12:30-1:30 Lunch break (lunch provided!)
1:30-3:00 Richard Serjeantson, University of Cambridge, Fellow and Lecturer in History: 'The New Organon vs. "our philosophy": Debating Bacon’s method in Second Reformation Europe'
Abstract: This paper will consider the earliest reception-history of Bacon's Novum Organum – in Frankfurt, Elbing, London, Cambridge, and Amsterdam – in the two decades after its publication in 1620. Its goal will be to explore about some of the ways in which Bacon's 'new logic' was critiqued by philosophers educated in the existing philosophical culture of the Protestant Schools – and also about how he was defended from those critiques by other figures outside the academy. In exploring the surprisingly various points that were at stake in these debates, it also hopes to offer a new context for the uptake of Baconian ideas among the so-called 'Hartlibian reformers' in the middle years of the seventeenth century.
3:00-3:15 Coffee break
3:15-4:45 Henry Turner, Rutgers University, Associate Professor of English: "Bacon's Art of Thinking"

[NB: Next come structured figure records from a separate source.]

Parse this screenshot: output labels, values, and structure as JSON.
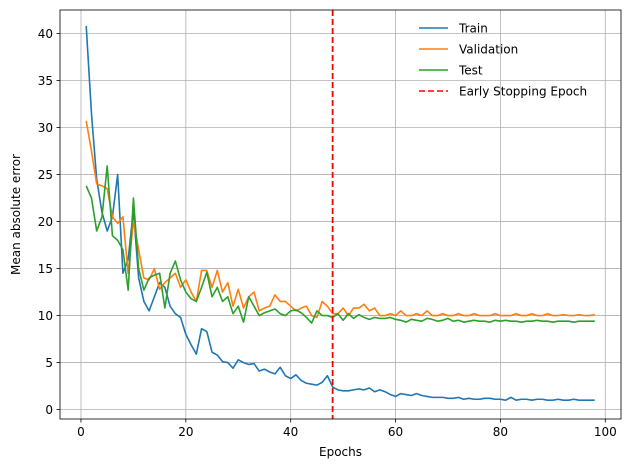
{
  "chart_data": {
    "type": "line",
    "title": "",
    "xlabel": "Epochs",
    "ylabel": "Mean absolute error",
    "xlim": [
      -4.0,
      103.0
    ],
    "ylim": [
      -1.0,
      42.5
    ],
    "xticks": [
      0,
      20,
      40,
      60,
      80,
      100
    ],
    "yticks": [
      0,
      5,
      10,
      15,
      20,
      25,
      30,
      35,
      40
    ],
    "grid": true,
    "legend_position": "top-right",
    "series": [
      {
        "name": "Train",
        "color": "#1f77b4",
        "x": [
          1,
          2,
          3,
          4,
          5,
          6,
          7,
          8,
          9,
          10,
          11,
          12,
          13,
          14,
          15,
          16,
          17,
          18,
          19,
          20,
          21,
          22,
          23,
          24,
          25,
          26,
          27,
          28,
          29,
          30,
          31,
          32,
          33,
          34,
          35,
          36,
          37,
          38,
          39,
          40,
          41,
          42,
          43,
          44,
          45,
          46,
          47,
          48,
          49,
          50,
          51,
          52,
          53,
          54,
          55,
          56,
          57,
          58,
          59,
          60,
          61,
          62,
          63,
          64,
          65,
          66,
          67,
          68,
          69,
          70,
          71,
          72,
          73,
          74,
          75,
          76,
          77,
          78,
          79,
          80,
          81,
          82,
          83,
          84,
          85,
          86,
          87,
          88,
          89,
          90,
          91,
          92,
          93,
          94,
          95,
          96,
          97,
          98
        ],
        "y": [
          40.8,
          31.5,
          24.5,
          21.0,
          19.0,
          20.5,
          25.0,
          14.5,
          16.0,
          21.2,
          14.0,
          11.5,
          10.5,
          12.0,
          13.5,
          13.0,
          11.0,
          10.2,
          9.8,
          8.0,
          6.9,
          5.9,
          8.6,
          8.3,
          6.1,
          5.8,
          5.1,
          5.0,
          4.4,
          5.3,
          5.0,
          4.8,
          4.9,
          4.1,
          4.3,
          4.0,
          3.8,
          4.5,
          3.6,
          3.3,
          3.7,
          3.1,
          2.8,
          2.7,
          2.6,
          2.9,
          3.6,
          2.4,
          2.1,
          2.0,
          2.0,
          2.1,
          2.2,
          2.1,
          2.3,
          1.9,
          2.1,
          1.9,
          1.6,
          1.4,
          1.7,
          1.6,
          1.5,
          1.7,
          1.5,
          1.4,
          1.3,
          1.3,
          1.3,
          1.2,
          1.2,
          1.3,
          1.1,
          1.2,
          1.1,
          1.1,
          1.2,
          1.2,
          1.1,
          1.1,
          1.0,
          1.3,
          1.0,
          1.1,
          1.1,
          1.0,
          1.1,
          1.1,
          1.0,
          1.0,
          1.1,
          1.0,
          1.0,
          1.1,
          1.0,
          1.0,
          1.0,
          1.0
        ]
      },
      {
        "name": "Validation",
        "color": "#ff7f0e",
        "x": [
          1,
          2,
          3,
          4,
          5,
          6,
          7,
          8,
          9,
          10,
          11,
          12,
          13,
          14,
          15,
          16,
          17,
          18,
          19,
          20,
          21,
          22,
          23,
          24,
          25,
          26,
          27,
          28,
          29,
          30,
          31,
          32,
          33,
          34,
          35,
          36,
          37,
          38,
          39,
          40,
          41,
          42,
          43,
          44,
          45,
          46,
          47,
          48,
          49,
          50,
          51,
          52,
          53,
          54,
          55,
          56,
          57,
          58,
          59,
          60,
          61,
          62,
          63,
          64,
          65,
          66,
          67,
          68,
          69,
          70,
          71,
          72,
          73,
          74,
          75,
          76,
          77,
          78,
          79,
          80,
          81,
          82,
          83,
          84,
          85,
          86,
          87,
          88,
          89,
          90,
          91,
          92,
          93,
          94,
          95,
          96,
          97,
          98
        ],
        "y": [
          30.7,
          27.5,
          24.0,
          23.8,
          23.5,
          20.5,
          19.8,
          20.5,
          14.5,
          20.0,
          17.0,
          14.0,
          13.8,
          15.0,
          12.8,
          13.5,
          14.0,
          14.5,
          13.0,
          13.8,
          12.5,
          11.5,
          14.8,
          14.8,
          13.0,
          14.8,
          12.5,
          13.5,
          11.0,
          12.8,
          10.8,
          12.0,
          12.5,
          10.5,
          10.8,
          11.0,
          12.2,
          11.5,
          11.5,
          11.0,
          10.5,
          10.8,
          11.0,
          10.0,
          9.8,
          11.5,
          11.0,
          10.2,
          10.2,
          10.8,
          10.0,
          10.8,
          10.8,
          11.2,
          10.5,
          10.8,
          10.0,
          10.0,
          10.2,
          10.0,
          10.5,
          10.0,
          10.0,
          10.2,
          10.0,
          10.5,
          10.0,
          10.0,
          10.2,
          10.0,
          10.0,
          10.2,
          10.0,
          10.0,
          10.2,
          10.0,
          10.0,
          10.0,
          10.2,
          10.0,
          10.0,
          10.0,
          10.2,
          10.0,
          10.0,
          10.2,
          10.0,
          10.0,
          10.2,
          10.0,
          10.0,
          10.1,
          10.0,
          10.0,
          10.1,
          10.0,
          10.0,
          10.1
        ]
      },
      {
        "name": "Test",
        "color": "#2ca02c",
        "x": [
          1,
          2,
          3,
          4,
          5,
          6,
          7,
          8,
          9,
          10,
          11,
          12,
          13,
          14,
          15,
          16,
          17,
          18,
          19,
          20,
          21,
          22,
          23,
          24,
          25,
          26,
          27,
          28,
          29,
          30,
          31,
          32,
          33,
          34,
          35,
          36,
          37,
          38,
          39,
          40,
          41,
          42,
          43,
          44,
          45,
          46,
          47,
          48,
          49,
          50,
          51,
          52,
          53,
          54,
          55,
          56,
          57,
          58,
          59,
          60,
          61,
          62,
          63,
          64,
          65,
          66,
          67,
          68,
          69,
          70,
          71,
          72,
          73,
          74,
          75,
          76,
          77,
          78,
          79,
          80,
          81,
          82,
          83,
          84,
          85,
          86,
          87,
          88,
          89,
          90,
          91,
          92,
          93,
          94,
          95,
          96,
          97,
          98
        ],
        "y": [
          23.8,
          22.5,
          19.0,
          20.5,
          25.9,
          18.5,
          18.0,
          17.0,
          12.7,
          22.5,
          15.0,
          12.7,
          14.0,
          14.3,
          14.5,
          10.8,
          14.5,
          15.8,
          13.8,
          12.5,
          11.8,
          11.5,
          13.0,
          14.6,
          12.0,
          13.0,
          11.5,
          12.0,
          10.2,
          11.0,
          9.3,
          12.0,
          11.0,
          10.0,
          10.3,
          10.5,
          10.7,
          10.2,
          10.0,
          10.5,
          10.6,
          10.3,
          9.8,
          9.2,
          10.5,
          10.0,
          10.0,
          9.8,
          10.2,
          9.5,
          10.2,
          9.7,
          10.1,
          9.8,
          9.6,
          9.8,
          9.7,
          9.7,
          9.8,
          9.6,
          9.5,
          9.3,
          9.6,
          9.5,
          9.4,
          9.7,
          9.6,
          9.4,
          9.5,
          9.7,
          9.4,
          9.5,
          9.3,
          9.4,
          9.5,
          9.4,
          9.4,
          9.3,
          9.5,
          9.4,
          9.5,
          9.4,
          9.4,
          9.3,
          9.4,
          9.4,
          9.5,
          9.4,
          9.4,
          9.3,
          9.4,
          9.4,
          9.4,
          9.3,
          9.4,
          9.4,
          9.4,
          9.4
        ]
      },
      {
        "name": "Early Stopping Epoch",
        "color": "#ff0000",
        "style": "dashed",
        "vline_x": 48
      }
    ]
  }
}
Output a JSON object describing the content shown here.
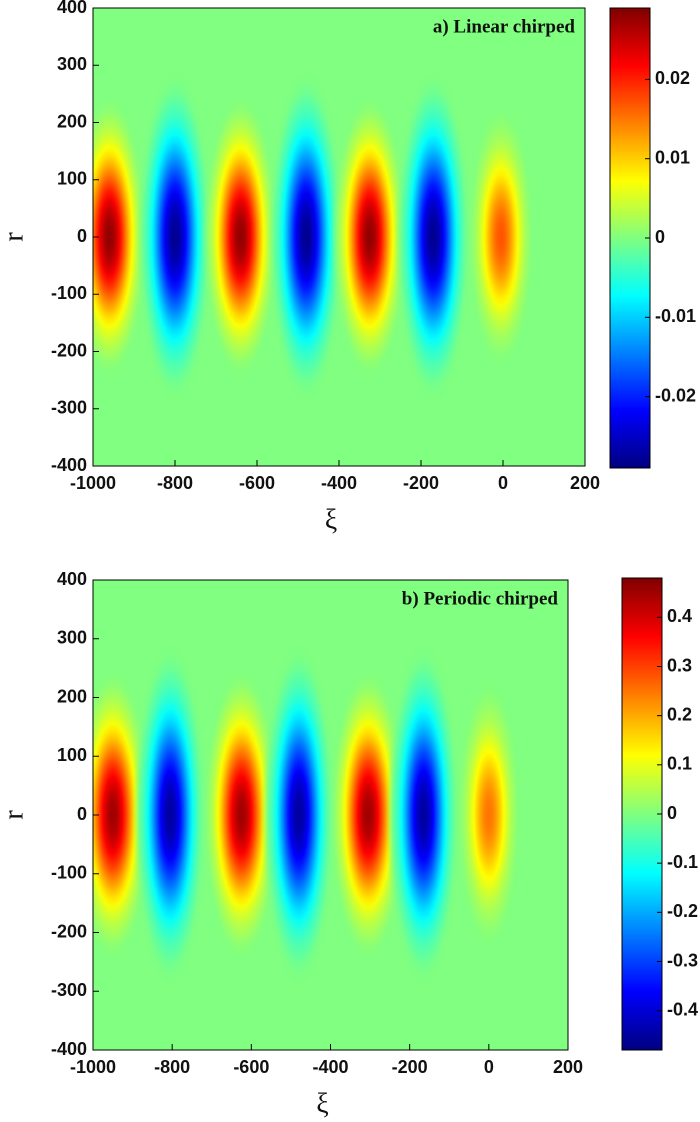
{
  "chart_data": [
    {
      "type": "heatmap",
      "title": "a) Linear chirped",
      "xlabel": "ξ",
      "ylabel": "r",
      "xlim": [
        -1000,
        200
      ],
      "ylim": [
        -400,
        400
      ],
      "xticks": [
        -1000,
        -800,
        -600,
        -400,
        -200,
        0,
        200
      ],
      "yticks": [
        -400,
        -300,
        -200,
        -100,
        0,
        100,
        200,
        300,
        400
      ],
      "colorbar": {
        "lim": [
          -0.029,
          0.029
        ],
        "ticks": [
          -0.02,
          -0.01,
          0,
          0.01,
          0.02
        ]
      },
      "peaks": {
        "x": [
          -960,
          -800,
          -640,
          -480,
          -325,
          -170,
          -5
        ],
        "y": [
          0,
          0,
          0,
          0,
          0,
          0,
          0
        ],
        "values": [
          0.028,
          -0.028,
          0.028,
          -0.028,
          0.028,
          -0.028,
          0.017
        ],
        "x_width": [
          95,
          95,
          95,
          95,
          95,
          95,
          85
        ],
        "y_width": [
          260,
          300,
          260,
          300,
          260,
          300,
          240
        ]
      }
    },
    {
      "type": "heatmap",
      "title": "b) Periodic chirped",
      "xlabel": "ξ",
      "ylabel": "r",
      "xlim": [
        -1000,
        200
      ],
      "ylim": [
        -400,
        400
      ],
      "xticks": [
        -1000,
        -800,
        -600,
        -400,
        -200,
        0,
        200
      ],
      "yticks": [
        -400,
        -300,
        -200,
        -100,
        0,
        100,
        200,
        300,
        400
      ],
      "colorbar": {
        "lim": [
          -0.48,
          0.48
        ],
        "ticks": [
          -0.4,
          -0.3,
          -0.2,
          -0.1,
          0,
          0.1,
          0.2,
          0.3,
          0.4
        ]
      },
      "peaks": {
        "x": [
          -950,
          -805,
          -625,
          -480,
          -305,
          -165,
          0
        ],
        "y": [
          0,
          0,
          0,
          0,
          0,
          0,
          0
        ],
        "values": [
          0.45,
          -0.45,
          0.45,
          -0.45,
          0.45,
          -0.45,
          0.25
        ],
        "x_width": [
          100,
          95,
          100,
          95,
          100,
          95,
          85
        ],
        "y_width": [
          260,
          300,
          260,
          300,
          260,
          300,
          240
        ]
      }
    }
  ]
}
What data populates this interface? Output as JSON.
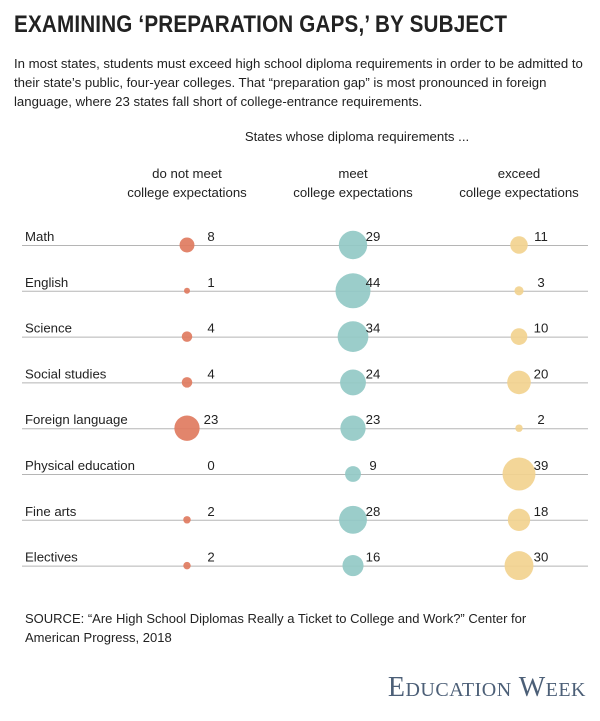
{
  "title": "EXAMINING ‘PREPARATION GAPS,’ BY SUBJECT",
  "subtitle": "In most states, students must exceed high school diploma requirements in order to be admitted to their state’s public, four-year colleges. That “preparation gap” is most pronounced in foreign language, where 23 states fall short of college-entrance requirements.",
  "source": "SOURCE: “Are High School Diplomas Really a Ticket to College and Work?” Center for American Progress, 2018",
  "brand": "Education Week",
  "chart_data": {
    "type": "bubble-table",
    "supertitle": "States whose diploma requirements ...",
    "categories": [
      "Math",
      "English",
      "Science",
      "Social studies",
      "Foreign language",
      "Physical education",
      "Fine arts",
      "Electives"
    ],
    "series": [
      {
        "name_line1": "do not meet",
        "name_line2": "college expectations",
        "color": "#e07b5f",
        "values": [
          8,
          1,
          4,
          4,
          23,
          0,
          2,
          2
        ]
      },
      {
        "name_line1": "meet",
        "name_line2": "college expectations",
        "color": "#93c9c6",
        "values": [
          29,
          44,
          34,
          24,
          23,
          9,
          28,
          16
        ]
      },
      {
        "name_line1": "exceed",
        "name_line2": "college expectations",
        "color": "#f2d28f",
        "values": [
          11,
          3,
          10,
          20,
          2,
          39,
          18,
          30
        ]
      }
    ],
    "unit": "states",
    "max_value": 44
  }
}
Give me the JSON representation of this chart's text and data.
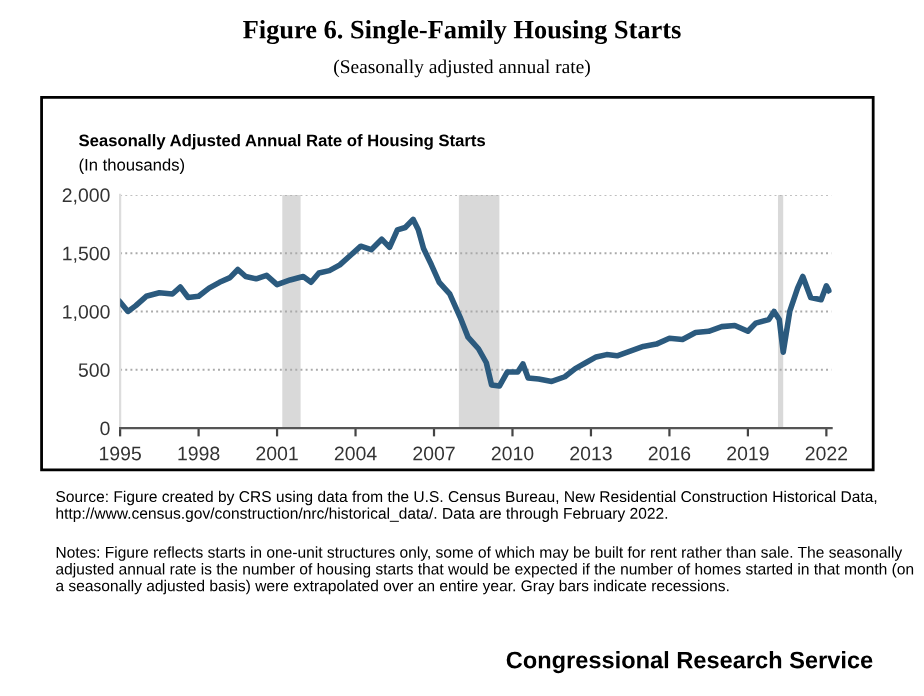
{
  "chart_data": {
    "type": "line",
    "title": "Figure 6. Single-Family Housing Starts",
    "subtitle": "(Seasonally adjusted annual rate)",
    "ylabel": "Seasonally Adjusted Annual Rate of Housing Starts",
    "annotations": [
      "(In thousands)",
      "Source: Figure created by CRS using data from the U.S. Census Bureau, New Residential Construction Historical Data, http://www.census.gov/construction/nrc/historical_data/. Data are through February 2022.",
      "Notes: Figure reflects starts in one-unit structures only, some of which may be built for rent rather than sale. The seasonally adjusted annual rate is the number of housing starts that would be expected if the number of homes started in that month (on a seasonally adjusted basis) were extrapolated over an entire year. Gray bars indicate recessions.",
      "Congressional Research Service"
    ],
    "x": [
      1995.0,
      1995.3,
      1995.6,
      1996.0,
      1996.5,
      1997.0,
      1997.3,
      1997.6,
      1998.0,
      1998.4,
      1998.8,
      1999.2,
      1999.5,
      1999.8,
      2000.2,
      2000.6,
      2001.0,
      2001.5,
      2002.0,
      2002.3,
      2002.6,
      2003.0,
      2003.4,
      2003.8,
      2004.2,
      2004.6,
      2005.0,
      2005.3,
      2005.6,
      2005.9,
      2006.2,
      2006.4,
      2006.6,
      2006.9,
      2007.2,
      2007.6,
      2008.0,
      2008.3,
      2008.7,
      2009.0,
      2009.2,
      2009.5,
      2009.8,
      2010.2,
      2010.4,
      2010.6,
      2011.0,
      2011.5,
      2012.0,
      2012.4,
      2012.8,
      2013.2,
      2013.6,
      2014.0,
      2014.5,
      2015.0,
      2015.5,
      2016.0,
      2016.5,
      2017.0,
      2017.5,
      2018.0,
      2018.5,
      2019.0,
      2019.3,
      2019.8,
      2020.0,
      2020.2,
      2020.35,
      2020.6,
      2020.9,
      2021.1,
      2021.4,
      2021.8,
      2022.0,
      2022.1
    ],
    "series": [
      {
        "color": "#2b5a7e",
        "values": [
          1080,
          1000,
          1050,
          1130,
          1160,
          1150,
          1210,
          1120,
          1130,
          1200,
          1250,
          1290,
          1360,
          1300,
          1280,
          1310,
          1230,
          1270,
          1300,
          1250,
          1330,
          1350,
          1400,
          1480,
          1560,
          1530,
          1620,
          1550,
          1700,
          1720,
          1790,
          1700,
          1540,
          1400,
          1250,
          1150,
          950,
          780,
          680,
          560,
          370,
          360,
          480,
          480,
          550,
          430,
          420,
          400,
          440,
          510,
          560,
          610,
          630,
          620,
          660,
          700,
          720,
          770,
          760,
          820,
          830,
          870,
          880,
          830,
          900,
          930,
          1000,
          930,
          650,
          1000,
          1200,
          1300,
          1120,
          1100,
          1220,
          1180
        ]
      }
    ],
    "xlim": [
      1995,
      2022.2
    ],
    "xticks": [
      1995,
      1998,
      2001,
      2004,
      2007,
      2010,
      2013,
      2016,
      2019,
      2022
    ],
    "ylim": [
      0,
      2000
    ],
    "yticks": [
      {
        "value": 0,
        "label": "0"
      },
      {
        "value": 500,
        "label": "500"
      },
      {
        "value": 1000,
        "label": "1,000"
      },
      {
        "value": 1500,
        "label": "1,500"
      },
      {
        "value": 2000,
        "label": "2,000"
      }
    ],
    "bands": [
      {
        "axis": "x",
        "from": 2001.2,
        "to": 2001.9,
        "color": "#d9d9d9"
      },
      {
        "axis": "x",
        "from": 2007.95,
        "to": 2009.5,
        "color": "#d9d9d9"
      },
      {
        "axis": "x",
        "from": 2020.15,
        "to": 2020.35,
        "color": "#d9d9d9"
      }
    ],
    "grid": "y",
    "legend": false,
    "marker": "none",
    "line_style": "solid"
  }
}
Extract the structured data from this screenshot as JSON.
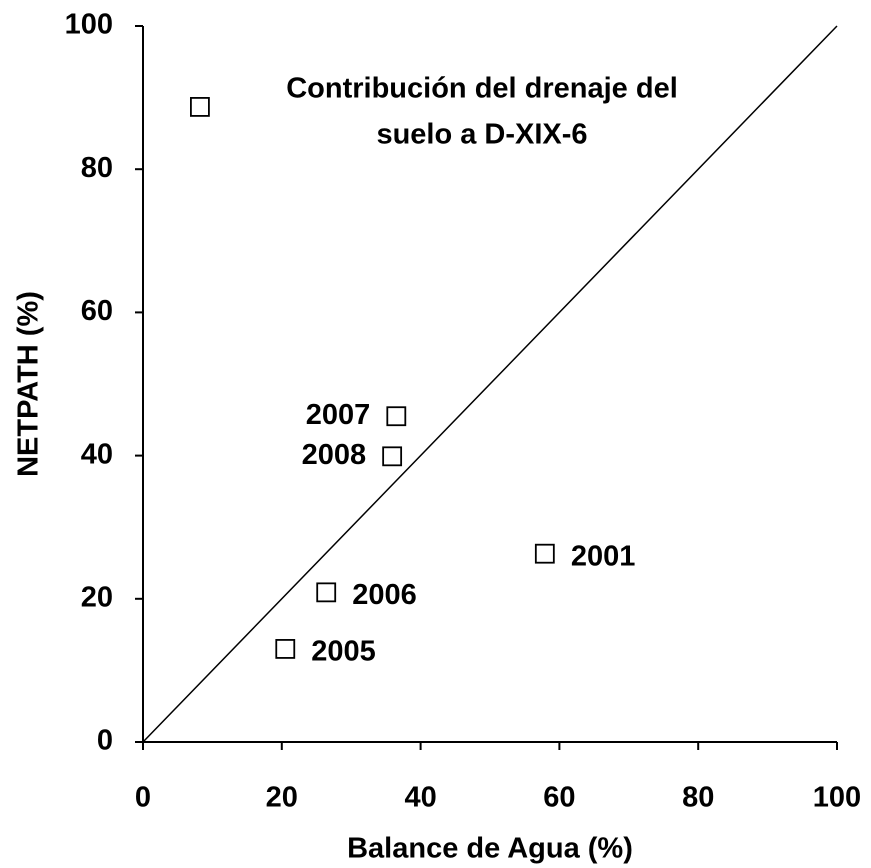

Abstract: A paper on the “philosophical" dimension of Bacon’s natural philosophy, focusing on the status of “notions” (ideas or concepts) in the Novum Organum. The paper will consider the place of instruments and artificial procedures in Bacon’s account of notions, using this problem to assess the broader status of the term “art” in the early modern period as a pre-aesthetic, quasi-empirical, practical method of generalization, abstraction, and invention. In brief, what does it mean to “think” for Bacon? What can Bacon’s work can tell us about the nature of “art" and the ontology of ideas prior to Locke?
Science Studies Reception
Additionally, we hope that you will join us for a wine and cheese "science studies” reception on Friday, February 12, from 5-6:30 pm at the FHI Garage. The purpose of this reception is to bring together scholars in the Triangle area who are interested in science studies, especially in its science and literature, science-and-technology studies (STS), philosophy of science, history of science, and sociology of sciences modalities. This reception has been organized by Julianne Werlin (English, Duke), Stefani Engelstein (German, Duke) and Rob Mitchell (English, Duke), and is sponsored by the Center for Interdisciplinary Studies in Science and Cultural Theory. The reception will directly follow the Center’s February 12 symposium on "Francis Bacon and the Problem of Method." While we would of course encourage people interested in the reception to join us for the symposium, we also want to stress that that these are two separate events, and you should feel free to attend the reception even if you are not able to attend the symposium.